An example Weather MCP repository illustrating the fundamentals of the Model Context Protocol, including tool definitions, server setup, and querying weather data through an MCP interface.
- Fetch weather data for a given city
- Use the Open Meteo API and Open Geocoding API to get the weather data
- Use the standard input/output (stdio) transport for local development
The MCP server is defined in the index.ts file usinf McpServer class from the MCP SDK. It registers a tool to fetch the weather of a city using the geocoding API to get the latitude and longitude of the city and then uses the Open Meteo API to get the weather data.

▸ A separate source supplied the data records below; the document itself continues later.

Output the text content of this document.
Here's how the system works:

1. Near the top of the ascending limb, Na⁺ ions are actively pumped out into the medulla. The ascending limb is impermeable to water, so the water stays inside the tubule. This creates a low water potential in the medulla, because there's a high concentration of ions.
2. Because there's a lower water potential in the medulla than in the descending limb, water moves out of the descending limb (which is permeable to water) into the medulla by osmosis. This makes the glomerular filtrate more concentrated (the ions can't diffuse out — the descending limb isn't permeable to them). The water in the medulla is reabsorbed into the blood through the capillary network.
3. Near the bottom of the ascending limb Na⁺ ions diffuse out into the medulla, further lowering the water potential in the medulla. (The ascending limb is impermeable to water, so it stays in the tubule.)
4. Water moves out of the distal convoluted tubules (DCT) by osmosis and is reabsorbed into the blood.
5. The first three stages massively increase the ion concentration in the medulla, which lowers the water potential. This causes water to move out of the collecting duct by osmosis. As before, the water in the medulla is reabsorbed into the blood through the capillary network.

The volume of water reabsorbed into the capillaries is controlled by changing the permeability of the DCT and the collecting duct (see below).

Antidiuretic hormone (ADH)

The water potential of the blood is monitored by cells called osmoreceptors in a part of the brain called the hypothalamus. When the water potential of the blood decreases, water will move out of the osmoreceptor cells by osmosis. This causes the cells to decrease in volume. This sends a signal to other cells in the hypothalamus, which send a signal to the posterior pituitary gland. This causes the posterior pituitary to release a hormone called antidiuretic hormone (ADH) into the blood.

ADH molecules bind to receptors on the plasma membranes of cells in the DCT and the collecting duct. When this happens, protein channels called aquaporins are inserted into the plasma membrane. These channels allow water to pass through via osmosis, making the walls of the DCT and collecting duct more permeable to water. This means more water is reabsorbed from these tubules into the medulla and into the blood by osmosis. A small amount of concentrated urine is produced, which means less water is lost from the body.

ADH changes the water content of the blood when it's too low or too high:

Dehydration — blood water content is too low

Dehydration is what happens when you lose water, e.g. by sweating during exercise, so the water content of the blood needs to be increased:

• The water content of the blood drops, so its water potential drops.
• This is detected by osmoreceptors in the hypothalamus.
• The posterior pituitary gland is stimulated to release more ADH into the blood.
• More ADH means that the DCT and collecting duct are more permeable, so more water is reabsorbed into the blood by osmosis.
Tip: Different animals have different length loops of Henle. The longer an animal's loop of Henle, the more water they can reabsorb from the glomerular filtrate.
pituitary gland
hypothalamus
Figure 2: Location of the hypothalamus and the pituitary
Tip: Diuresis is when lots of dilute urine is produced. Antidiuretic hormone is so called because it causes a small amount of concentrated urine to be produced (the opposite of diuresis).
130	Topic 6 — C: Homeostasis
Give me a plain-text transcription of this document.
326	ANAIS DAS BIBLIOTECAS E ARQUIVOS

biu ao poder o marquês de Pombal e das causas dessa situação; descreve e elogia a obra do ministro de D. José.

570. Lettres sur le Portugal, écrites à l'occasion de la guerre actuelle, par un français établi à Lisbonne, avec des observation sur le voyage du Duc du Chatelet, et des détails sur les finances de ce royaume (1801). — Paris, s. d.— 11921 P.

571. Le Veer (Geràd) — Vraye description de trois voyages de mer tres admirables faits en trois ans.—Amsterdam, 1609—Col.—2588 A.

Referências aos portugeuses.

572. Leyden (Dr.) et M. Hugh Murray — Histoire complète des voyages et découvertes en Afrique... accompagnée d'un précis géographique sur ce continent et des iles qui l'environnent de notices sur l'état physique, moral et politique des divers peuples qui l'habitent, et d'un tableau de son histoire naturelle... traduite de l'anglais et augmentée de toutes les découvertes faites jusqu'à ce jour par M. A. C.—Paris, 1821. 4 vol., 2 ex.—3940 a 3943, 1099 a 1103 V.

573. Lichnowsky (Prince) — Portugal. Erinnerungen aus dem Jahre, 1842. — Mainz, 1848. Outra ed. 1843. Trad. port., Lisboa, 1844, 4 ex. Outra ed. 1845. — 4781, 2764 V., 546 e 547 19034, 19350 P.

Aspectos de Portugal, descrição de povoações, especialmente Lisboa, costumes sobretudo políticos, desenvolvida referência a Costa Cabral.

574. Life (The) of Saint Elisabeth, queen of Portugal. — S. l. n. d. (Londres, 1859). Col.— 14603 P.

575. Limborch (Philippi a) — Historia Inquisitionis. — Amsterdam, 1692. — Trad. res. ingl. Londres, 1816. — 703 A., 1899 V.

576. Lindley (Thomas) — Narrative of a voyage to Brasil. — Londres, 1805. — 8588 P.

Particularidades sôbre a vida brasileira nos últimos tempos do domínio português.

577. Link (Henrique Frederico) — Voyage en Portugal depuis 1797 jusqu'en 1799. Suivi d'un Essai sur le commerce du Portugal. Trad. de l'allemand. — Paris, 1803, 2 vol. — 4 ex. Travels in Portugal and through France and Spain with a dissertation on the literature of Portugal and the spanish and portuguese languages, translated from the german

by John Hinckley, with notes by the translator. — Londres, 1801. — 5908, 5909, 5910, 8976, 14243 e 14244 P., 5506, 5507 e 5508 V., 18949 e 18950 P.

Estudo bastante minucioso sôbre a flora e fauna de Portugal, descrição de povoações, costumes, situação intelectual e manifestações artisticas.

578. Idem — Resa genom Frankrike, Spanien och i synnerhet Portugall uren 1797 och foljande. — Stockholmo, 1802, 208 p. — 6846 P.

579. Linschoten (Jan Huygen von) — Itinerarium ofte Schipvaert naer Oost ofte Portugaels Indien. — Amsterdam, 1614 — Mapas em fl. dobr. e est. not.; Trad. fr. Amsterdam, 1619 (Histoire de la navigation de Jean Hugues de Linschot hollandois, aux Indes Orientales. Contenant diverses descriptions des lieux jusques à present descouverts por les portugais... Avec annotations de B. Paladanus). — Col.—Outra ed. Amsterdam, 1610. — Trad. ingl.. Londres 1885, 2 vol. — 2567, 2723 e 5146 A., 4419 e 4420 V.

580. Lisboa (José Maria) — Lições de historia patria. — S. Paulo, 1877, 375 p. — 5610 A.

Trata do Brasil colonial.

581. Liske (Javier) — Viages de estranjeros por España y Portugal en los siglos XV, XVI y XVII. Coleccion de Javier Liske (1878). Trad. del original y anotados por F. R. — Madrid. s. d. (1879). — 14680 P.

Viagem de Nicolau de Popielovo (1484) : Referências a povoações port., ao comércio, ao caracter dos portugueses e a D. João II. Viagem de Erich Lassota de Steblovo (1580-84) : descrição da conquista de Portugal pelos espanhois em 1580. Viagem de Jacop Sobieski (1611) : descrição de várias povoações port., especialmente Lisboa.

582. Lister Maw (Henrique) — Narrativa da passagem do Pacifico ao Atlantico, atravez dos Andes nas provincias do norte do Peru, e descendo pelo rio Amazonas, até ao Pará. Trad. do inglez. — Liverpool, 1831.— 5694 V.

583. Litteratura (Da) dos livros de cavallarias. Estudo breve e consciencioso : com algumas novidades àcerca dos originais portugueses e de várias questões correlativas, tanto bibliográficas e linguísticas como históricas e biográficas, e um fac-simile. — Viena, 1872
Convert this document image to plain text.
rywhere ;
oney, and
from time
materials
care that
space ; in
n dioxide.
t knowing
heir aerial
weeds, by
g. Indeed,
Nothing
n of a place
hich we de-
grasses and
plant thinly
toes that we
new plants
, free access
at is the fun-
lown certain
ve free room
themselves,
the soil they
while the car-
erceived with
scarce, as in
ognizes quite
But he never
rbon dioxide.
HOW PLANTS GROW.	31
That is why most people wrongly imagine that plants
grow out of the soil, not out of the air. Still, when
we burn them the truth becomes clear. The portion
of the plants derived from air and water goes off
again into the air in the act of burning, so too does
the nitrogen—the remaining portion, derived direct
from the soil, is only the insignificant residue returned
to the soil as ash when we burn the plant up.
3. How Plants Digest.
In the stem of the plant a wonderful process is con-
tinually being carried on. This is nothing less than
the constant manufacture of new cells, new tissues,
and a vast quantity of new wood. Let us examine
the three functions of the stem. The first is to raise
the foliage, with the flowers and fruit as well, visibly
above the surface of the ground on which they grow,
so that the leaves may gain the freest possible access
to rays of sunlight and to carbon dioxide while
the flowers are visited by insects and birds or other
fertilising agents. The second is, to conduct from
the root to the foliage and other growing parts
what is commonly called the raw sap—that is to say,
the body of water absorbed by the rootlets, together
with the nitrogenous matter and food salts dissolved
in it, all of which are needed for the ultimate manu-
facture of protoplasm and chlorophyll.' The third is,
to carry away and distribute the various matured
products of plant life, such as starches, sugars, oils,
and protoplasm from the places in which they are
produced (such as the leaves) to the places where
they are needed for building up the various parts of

Then a transport is created to communicate with the server using the standard input/output (stdio) transport for local development and the HTTP transport for remote deployment. That information will be used by the AI agent to send better responses to the user.
Using https://modelcontextprotocol.io/docs/tools/inspector#mcp-inspector you can test the MCP server locally.
Run npx -y @modelcontextprotocol/inspector npx -y tsx index.ts to start the MCP server and then you can test the tool using the MCP inspector.
npx -y @modelcontextprotocol/inspector to start the MCP inspector and npx -y tsx index.ts is how to run your file.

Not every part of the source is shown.